Sex Differences in Biological Motion Perception Among Youth with ASD: An fMRI Investigation
Objectives: Investigation of the skewed sex ratio in ASD has previously been limited by small sample sizes of ♀ASD. To address this knowledge gap, we are oversampling ♀ASD by recruiting from multiple sites nationwide over a five year period. Here, we report on preliminary fMRI-assessed sex differences in brain response to biological motion, among youth with ASD as well as unaffected sibling (US) and typically developing comparison groups.
Methods: Participants, aged 8-18 years (M = 12.8 yr), are a subsample (N = 93) collected during this ongoing project. Exclusion criteria included root mean squared movement ≥ 4mm. Group membership was as follows: ♀ASD n = 19; ♂ASD n = 21; ♀US n = 15; ♂US n = 6; ♀TD n = 15; ♂TD n = 20. Participants viewed 12 interleaved blocks of point-light displays of biological motion, 6 coherent (BIO) and 6 scrambled (SCRAM). FMRI data were analyzed using tools from FSL implemented via LONI Pipeline. At the single-subject level, the contrast of interest was BIO > SCRAM with standard motion parameters and motion outliers included as covariates. Higher-level analysis was carried out at the whole-brain level with automatic outlier deweighting; images were thresholded at Z > 2.3 and a cluster-corrected p = 0.05. Variances were calculated separately for ASD, US, and TD groups, and age was entered as a covariate. The BIO > SCRAM mean was calculated for each group; additionally, BIO > SCRAM activity for ♀ASD was compared to ♂ASD, ♀US, and ♀TD. Sex differences within the comparison groups were also tested.
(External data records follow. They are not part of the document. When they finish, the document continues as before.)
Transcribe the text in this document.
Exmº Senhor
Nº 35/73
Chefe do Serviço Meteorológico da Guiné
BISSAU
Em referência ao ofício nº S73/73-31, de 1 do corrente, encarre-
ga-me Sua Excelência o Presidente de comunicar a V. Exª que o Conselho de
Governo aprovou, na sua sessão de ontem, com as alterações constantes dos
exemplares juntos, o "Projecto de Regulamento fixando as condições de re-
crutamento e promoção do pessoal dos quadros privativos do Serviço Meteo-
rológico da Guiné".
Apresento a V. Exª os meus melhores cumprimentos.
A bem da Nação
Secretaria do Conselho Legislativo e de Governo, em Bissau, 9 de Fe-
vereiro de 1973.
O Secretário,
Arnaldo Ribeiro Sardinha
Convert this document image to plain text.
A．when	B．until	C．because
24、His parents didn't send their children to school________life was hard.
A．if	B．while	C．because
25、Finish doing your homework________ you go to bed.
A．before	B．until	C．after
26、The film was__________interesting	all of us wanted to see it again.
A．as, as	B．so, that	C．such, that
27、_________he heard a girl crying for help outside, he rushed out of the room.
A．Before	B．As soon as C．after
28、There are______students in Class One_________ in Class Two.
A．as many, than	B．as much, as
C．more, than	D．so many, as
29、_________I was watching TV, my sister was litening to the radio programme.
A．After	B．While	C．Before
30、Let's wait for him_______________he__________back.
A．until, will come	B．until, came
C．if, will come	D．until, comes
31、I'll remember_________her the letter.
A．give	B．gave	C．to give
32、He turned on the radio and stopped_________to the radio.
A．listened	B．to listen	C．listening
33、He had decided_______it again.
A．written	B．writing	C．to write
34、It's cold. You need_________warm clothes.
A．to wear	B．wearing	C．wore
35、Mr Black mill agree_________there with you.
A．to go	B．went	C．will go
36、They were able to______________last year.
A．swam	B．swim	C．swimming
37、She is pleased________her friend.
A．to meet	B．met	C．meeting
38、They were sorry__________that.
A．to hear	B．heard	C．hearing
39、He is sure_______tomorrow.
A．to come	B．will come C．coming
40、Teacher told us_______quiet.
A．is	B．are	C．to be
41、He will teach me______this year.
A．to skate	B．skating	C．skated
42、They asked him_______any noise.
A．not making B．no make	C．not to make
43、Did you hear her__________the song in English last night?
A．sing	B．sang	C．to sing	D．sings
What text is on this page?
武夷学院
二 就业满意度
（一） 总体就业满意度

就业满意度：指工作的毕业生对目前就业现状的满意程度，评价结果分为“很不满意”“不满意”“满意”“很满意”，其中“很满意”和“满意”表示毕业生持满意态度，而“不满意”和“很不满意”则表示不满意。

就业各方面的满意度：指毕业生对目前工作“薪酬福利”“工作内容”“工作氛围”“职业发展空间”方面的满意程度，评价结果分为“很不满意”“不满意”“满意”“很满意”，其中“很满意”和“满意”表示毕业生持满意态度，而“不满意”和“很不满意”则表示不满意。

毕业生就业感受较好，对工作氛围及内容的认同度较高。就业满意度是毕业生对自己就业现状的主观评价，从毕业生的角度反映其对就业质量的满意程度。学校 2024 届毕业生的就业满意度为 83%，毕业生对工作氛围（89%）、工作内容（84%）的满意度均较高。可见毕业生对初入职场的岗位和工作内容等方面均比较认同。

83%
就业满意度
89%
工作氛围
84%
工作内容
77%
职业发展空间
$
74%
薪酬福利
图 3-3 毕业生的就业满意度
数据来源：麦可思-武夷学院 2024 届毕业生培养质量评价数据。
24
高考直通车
Results: Clear functional differences exist between ♂ASD and ♀ASD responses to biological motion stimuli, with ♀ASD demonstrating greater activity in temporo-occipital, prefrontal, striatal, amygdalar, and neocerebellar regions than ♂ASD. ♀ASD response to biological motion was also greater than ♀TD in amygdala, medial prefrontal cortex, precuneus, and paracingulate. Similar to ♀ASD, ♂TD had greater activity than ♀TD in ventromedial prefrontal cortex and precuneus. No significant differences were found between ♀ASD and ♀US. See figure for further detail.
Conclusions: Previously-drawn conclusions about atypicalities in social brain response among individuals with ASD may be male-specific. In particular, ♀ASD may not show the hypoactivation in temporal regions (e.g., posterior superior temporal sulcus and temporo-parietal junction) that has been repeatedly documented in predominantly ♂ASD samples. Further, the differences in ♂ASD and ♀ASD response are not completely attributable to an overlaying of typical sexually dimorphic brain responses onto this population; ♀ASD differed from ♀TD in ways that were highly similar to the ways in which ♂TD differed from ♀TD. These results are highly novel, and even in their preliminary form represent one of the largest samples in which ASD-related sex differences in functional brain response have been tested.